Fantine dropped Marius's hands and yanked him into a hug, practically leaping off the desk in her delight. She released the baron and clapped her hands, saying, "There is a way in, Monsieur Pontmercy, and only here could you have found it!"
"What?"
Fantine clapped her hands again and whirled around. "My dear inspector, certainly our young friend here would be allowed in if he were, say, police?"
The inspector, who was still irritated at having been ignored, shrugged. "He isn't, though."
"And you couldn't dress him as one and teach him what to say?"
Javert studied Fantine's radiant face for a moment, then reluctantly pushed himself to his feet and said, "I suppose Cosette is as good as rescued, Monsieur Baron. Come along." And he left the room. After shooting a grateful glance in Fantine's direction, Marius trotted along behind.
Fantine waited for a beat after they had left before launching herself into the streets.
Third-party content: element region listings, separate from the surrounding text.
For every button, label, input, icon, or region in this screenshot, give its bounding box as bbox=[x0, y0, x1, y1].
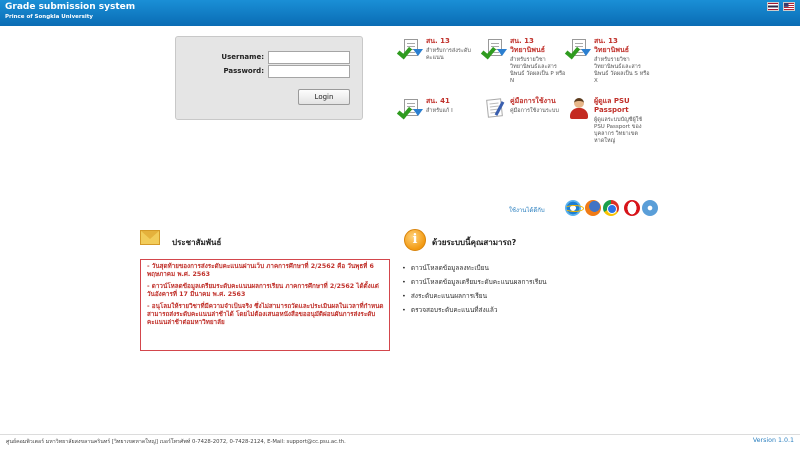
info-icon: i bbox=[404, 229, 426, 251]
us-flag-icon[interactable] bbox=[783, 2, 795, 11]
link-psu-passport-admin[interactable]: ผู้ดูแล PSU Passport ผู้ดูแลระบบบัญชีผู้… bbox=[568, 97, 650, 151]
link-description: สำหรับรายวิชาวิทยานิพนธ์และสารนิพนธ์ วัด… bbox=[594, 57, 650, 84]
feature-item: ส่งระดับคะแนนผลการเรียน bbox=[402, 292, 547, 300]
university-name: Prince of Songkla University bbox=[5, 14, 93, 20]
link-title: สน. 13 วิทยานิพนธ์ bbox=[594, 37, 630, 54]
header-bar: Grade submission system Prince of Songkl… bbox=[0, 0, 800, 26]
password-row: Password: bbox=[176, 65, 364, 79]
link-sn13-thesis-sx[interactable]: สน. 13 วิทยานิพนธ์ สำหรับรายวิชาวิทยานิพ… bbox=[564, 37, 650, 89]
user-admin-icon bbox=[568, 97, 590, 121]
app-title: Grade submission system bbox=[5, 2, 136, 12]
document-check-icon bbox=[396, 97, 423, 121]
envelope-icon bbox=[140, 230, 160, 245]
username-label: Username: bbox=[221, 53, 264, 61]
feature-item: ดาวน์โหลดข้อมูลเตรียมระดับคะแนนผลการเรีย… bbox=[402, 278, 547, 286]
document-check-icon bbox=[480, 37, 507, 61]
password-label: Password: bbox=[223, 67, 264, 75]
login-panel: Username: Password: Login bbox=[175, 36, 363, 120]
news-item: - ดาวน์โหลดข้อมูลเตรียมระดับคะแนนผลการเร… bbox=[147, 283, 379, 298]
thai-flag-icon[interactable] bbox=[767, 2, 779, 11]
link-description: คู่มือการใช้งานระบบ bbox=[510, 108, 559, 114]
link-description: สำหรับแก้ I bbox=[426, 108, 453, 114]
footer-divider bbox=[0, 434, 800, 435]
link-title: สน. 41 bbox=[426, 97, 450, 105]
link-sn41[interactable]: สน. 41 สำหรับแก้ I bbox=[396, 97, 482, 149]
password-input[interactable] bbox=[268, 65, 350, 78]
link-title: สน. 13 bbox=[426, 37, 450, 45]
link-sn13[interactable]: สน. 13 สำหรับการส่งระดับคะแนน bbox=[396, 37, 482, 89]
firefox-icon bbox=[585, 200, 601, 216]
username-row: Username: bbox=[176, 51, 364, 65]
help-heading: ด้วยระบบนี้คุณสามารถ? bbox=[432, 238, 517, 247]
link-description: ผู้ดูแลระบบบัญชีผู้ใช้ PSU Passport ของบ… bbox=[594, 117, 643, 144]
username-input[interactable] bbox=[268, 51, 350, 64]
link-title: ผู้ดูแล PSU Passport bbox=[594, 97, 630, 114]
link-title: คู่มือการใช้งาน bbox=[510, 97, 556, 105]
feature-item: ตรวจสอบระดับคะแนนที่ส่งแล้ว bbox=[402, 306, 547, 314]
link-sn13-thesis-pn[interactable]: สน. 13 วิทยานิพนธ์ สำหรับรายวิชาวิทยานิพ… bbox=[480, 37, 566, 89]
document-check-icon bbox=[564, 37, 591, 61]
document-check-icon bbox=[396, 37, 423, 61]
chrome-icon bbox=[603, 200, 619, 216]
link-description: สำหรับรายวิชาวิทยานิพนธ์และสารนิพนธ์ วัด… bbox=[510, 57, 566, 84]
link-description: สำหรับการส่งระดับคะแนน bbox=[426, 48, 471, 61]
news-item: - วันสุดท้ายของการส่งระดับคะแนนผ่านเว็บ … bbox=[147, 263, 374, 278]
news-item: - อนุโลมให้รายวิชาที่มีความจำเป็นจริง ซึ… bbox=[147, 303, 384, 326]
pr-heading: ประชาสัมพันธ์ bbox=[172, 238, 222, 247]
login-button[interactable]: Login bbox=[298, 89, 350, 105]
footer-contact: ศูนย์คอมพิวเตอร์ มหาวิทยาลัยสงขลานครินทร… bbox=[6, 439, 346, 445]
browsers-label: ใช้งานได้ดีกับ bbox=[509, 207, 545, 214]
feature-item: ดาวน์โหลดข้อมูลลงทะเบียน bbox=[402, 264, 547, 272]
version-label: Version 1.0.1 bbox=[752, 437, 794, 444]
safari-icon bbox=[642, 200, 658, 216]
manual-icon bbox=[484, 97, 506, 121]
link-user-manual[interactable]: คู่มือการใช้งาน คู่มือการใช้งานระบบ bbox=[484, 97, 566, 149]
internet-explorer-icon bbox=[565, 200, 584, 216]
news-box: - วันสุดท้ายของการส่งระดับคะแนนผ่านเว็บ … bbox=[140, 259, 390, 351]
feature-list: ดาวน์โหลดข้อมูลลงทะเบียน ดาวน์โหลดข้อมูล… bbox=[402, 264, 547, 320]
link-title: สน. 13 วิทยานิพนธ์ bbox=[510, 37, 546, 54]
opera-icon bbox=[624, 200, 640, 216]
After a commission for a nearby scribe and an envelope and a coin passed to an urchin, she returned to the station to find the young baron buttoned up into a grey greatcoat that seemed to be a size too large, an impressive bicorne hat resting on his black curls, and a club clutched in his ink-stained fist.
The real inspector was back in his chair, his arms crossed across his chest and that thin smile resting proudly on his rough features. When Fantine entered, he said immediately, "Well?" After a moment she understood that it was not a question about where she had been, but a request for a complement on his work at disguising the silly young student as a third-class inspector.
"Oh, Javert, you're brilliant!" Fantine cried, and both Marius and the inspector grinned at the praise. "Well, now I suppose you can go retrieve your ladylove."
Marius went to Javert and shook his hand, then to Fantine and kissed both of hers, only tripping twice on the hem of the coat. "Thank you so much for your kindness! Without your wonderful help, I would certainly never be able to rescue my beloved! You two have been nothing but good to me!" he said earnestly. "I shall never be able to repay your kindness!"
As he was leaving the station, the waif Éponine entered. The baron, in his joy, shouted her name and pulled her into an embrace, but Éponine wriggled free and darted away, sheltering herself behind Javert's chair until the baron was gone. The inspector's posture went rigid, distaste playing across his features. "Fantine," he said carefully, "I believe someone is here to see you."
The tooth-puller laughed, and went to the stairs. "Oh no, inspector, she keeps coming back to visit you."
"Oh God," Javert grumbled, resting his forehead in his hands.
Upstairs, they heard Fantine dissolving into a fit of giggles.